- Company Name
- Ubisoft
- Job Title
- Senior Machine Learning Engineer - AI Initiatives (W/M/NB)
- Job Description
-
**Job Title**
Senior Machine Learning Engineer – AI Initiatives (W/M/NB)
**Role Summary**
Design, build, evaluate, and deploy AI systems that power Ubisoft’s advanced information lifecycle tools, including hybrid search engines, RAG pipelines, and agentic reasoning. Convert cutting‑edge ML research into scalable, production‑ready solutions for internal and external stakeholders.
**Expectations**
- Lead end‑to‑end ML product development from concept to production.
- Own model lifecycle: design, fine‑tune, evaluate, deploy, monitor, and iterate.
- Work closely with software, SRE, and product teams to embed AI features in scalable architectures.
- Translate internal platform usage data into actionable product insights.
- Demonstrate compliance with MLOps best practices and cloud-native deployment patterns.
**Key Responsibilities**
- Design, optimize, and maintain LLM‑based, retrieval‑augmented, and multimodal ML models for production use.
- Build and refine RAG pipelines, agent workflows, and vector search solutions.
- Deploy models via APIs using Docker and AWS, GCP, or Azure, ensuring scalability and cost efficiency.
- Implement monitoring, drift detection, CI/CD, and model registry practices.
- Conduct experiments, define evaluation frameworks, and continuously improve model quality.
- Analyze internal AI usage metrics (chat interactions, prompts, logs) to surface themes and product insights.

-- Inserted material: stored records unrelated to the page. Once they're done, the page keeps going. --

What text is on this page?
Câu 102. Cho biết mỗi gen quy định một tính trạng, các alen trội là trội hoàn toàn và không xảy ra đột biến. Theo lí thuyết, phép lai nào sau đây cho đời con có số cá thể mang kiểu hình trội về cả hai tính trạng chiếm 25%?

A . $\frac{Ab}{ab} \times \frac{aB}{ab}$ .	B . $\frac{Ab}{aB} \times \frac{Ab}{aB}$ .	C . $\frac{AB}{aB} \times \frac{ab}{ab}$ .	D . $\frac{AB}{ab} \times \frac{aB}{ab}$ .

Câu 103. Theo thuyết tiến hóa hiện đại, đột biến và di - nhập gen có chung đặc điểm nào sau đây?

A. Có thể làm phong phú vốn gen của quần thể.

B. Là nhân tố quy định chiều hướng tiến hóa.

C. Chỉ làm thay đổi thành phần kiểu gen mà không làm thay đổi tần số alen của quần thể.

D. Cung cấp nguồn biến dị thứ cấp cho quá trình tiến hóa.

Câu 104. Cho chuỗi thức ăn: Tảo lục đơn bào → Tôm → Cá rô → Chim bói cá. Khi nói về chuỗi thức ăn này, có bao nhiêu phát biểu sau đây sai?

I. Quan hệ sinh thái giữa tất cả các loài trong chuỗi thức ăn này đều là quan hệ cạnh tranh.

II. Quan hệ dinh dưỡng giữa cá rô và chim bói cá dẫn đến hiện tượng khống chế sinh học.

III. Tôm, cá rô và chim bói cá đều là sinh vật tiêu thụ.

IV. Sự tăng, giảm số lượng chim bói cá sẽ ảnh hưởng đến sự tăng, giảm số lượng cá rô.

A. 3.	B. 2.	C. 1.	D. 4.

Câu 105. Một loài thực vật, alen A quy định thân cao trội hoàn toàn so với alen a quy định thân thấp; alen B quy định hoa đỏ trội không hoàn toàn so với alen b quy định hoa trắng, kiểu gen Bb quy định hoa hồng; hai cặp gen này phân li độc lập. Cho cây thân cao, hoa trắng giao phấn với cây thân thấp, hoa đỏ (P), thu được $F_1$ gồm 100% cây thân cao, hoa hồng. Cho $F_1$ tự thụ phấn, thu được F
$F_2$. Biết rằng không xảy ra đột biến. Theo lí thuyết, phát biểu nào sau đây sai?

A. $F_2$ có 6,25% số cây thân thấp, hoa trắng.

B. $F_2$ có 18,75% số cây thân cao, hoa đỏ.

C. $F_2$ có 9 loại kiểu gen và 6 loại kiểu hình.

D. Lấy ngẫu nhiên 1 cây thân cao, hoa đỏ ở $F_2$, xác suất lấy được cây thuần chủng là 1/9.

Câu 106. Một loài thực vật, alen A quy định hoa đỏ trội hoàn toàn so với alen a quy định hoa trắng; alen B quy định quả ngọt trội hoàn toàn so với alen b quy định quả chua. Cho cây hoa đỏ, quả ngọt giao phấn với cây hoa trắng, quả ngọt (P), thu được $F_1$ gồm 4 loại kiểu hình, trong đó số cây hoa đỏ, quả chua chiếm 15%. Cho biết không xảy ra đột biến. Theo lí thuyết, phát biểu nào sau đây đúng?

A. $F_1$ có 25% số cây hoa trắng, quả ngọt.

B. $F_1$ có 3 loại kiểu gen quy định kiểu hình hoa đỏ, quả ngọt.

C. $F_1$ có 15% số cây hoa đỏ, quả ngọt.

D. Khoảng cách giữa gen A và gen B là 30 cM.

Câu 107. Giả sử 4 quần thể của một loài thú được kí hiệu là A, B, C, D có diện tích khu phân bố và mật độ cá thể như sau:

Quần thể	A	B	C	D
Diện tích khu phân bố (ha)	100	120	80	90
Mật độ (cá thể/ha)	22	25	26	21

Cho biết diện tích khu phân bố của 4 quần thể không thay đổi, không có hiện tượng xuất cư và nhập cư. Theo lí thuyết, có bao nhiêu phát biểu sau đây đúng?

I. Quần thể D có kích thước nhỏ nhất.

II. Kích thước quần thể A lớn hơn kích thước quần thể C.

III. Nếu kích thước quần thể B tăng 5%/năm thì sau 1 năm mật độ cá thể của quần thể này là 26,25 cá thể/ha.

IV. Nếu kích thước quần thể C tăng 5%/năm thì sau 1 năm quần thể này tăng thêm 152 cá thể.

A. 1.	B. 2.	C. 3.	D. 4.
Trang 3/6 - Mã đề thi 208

- Collaborate with cross‑functional teams to integrate AI capabilities into large‑scale systems.
**Required Skills**
- Proficiency in Python; experience with PyTorch, TensorFlow, JAX, or similar frameworks.
- Deep knowledge of LLMs, transformer architectures, embeddings, fine‑tuning, and prompt engineering.
- Strong background in RAG, hybrid search, vector databases, and query optimization.
- Production‑grade deployment skills: Docker, Kubernetes, serverless, and cloud APIs (AWS, GCP, Azure).
- Familiarity with MLOps pipelines: model registry, CI/CD, monitoring, drift detection, inference optimization (quantization, distillation, batching, caching).
- Data pipeline understanding, experiment design, and performance metrics.
- Optional: experience with agentic AI systems (LangGraph, CrewAI, Strands Agent), multimodal models, open‑source contributions, or cloud‑native AI workloads.
**Required Education & Certifications**
- Bachelor’s or Master’s degree in Computer Science, Electrical Engineering, Data Science, or related field.
- Professional certifications in cloud platforms (AWS, GCP, Azure) or ML/AI are advantageous.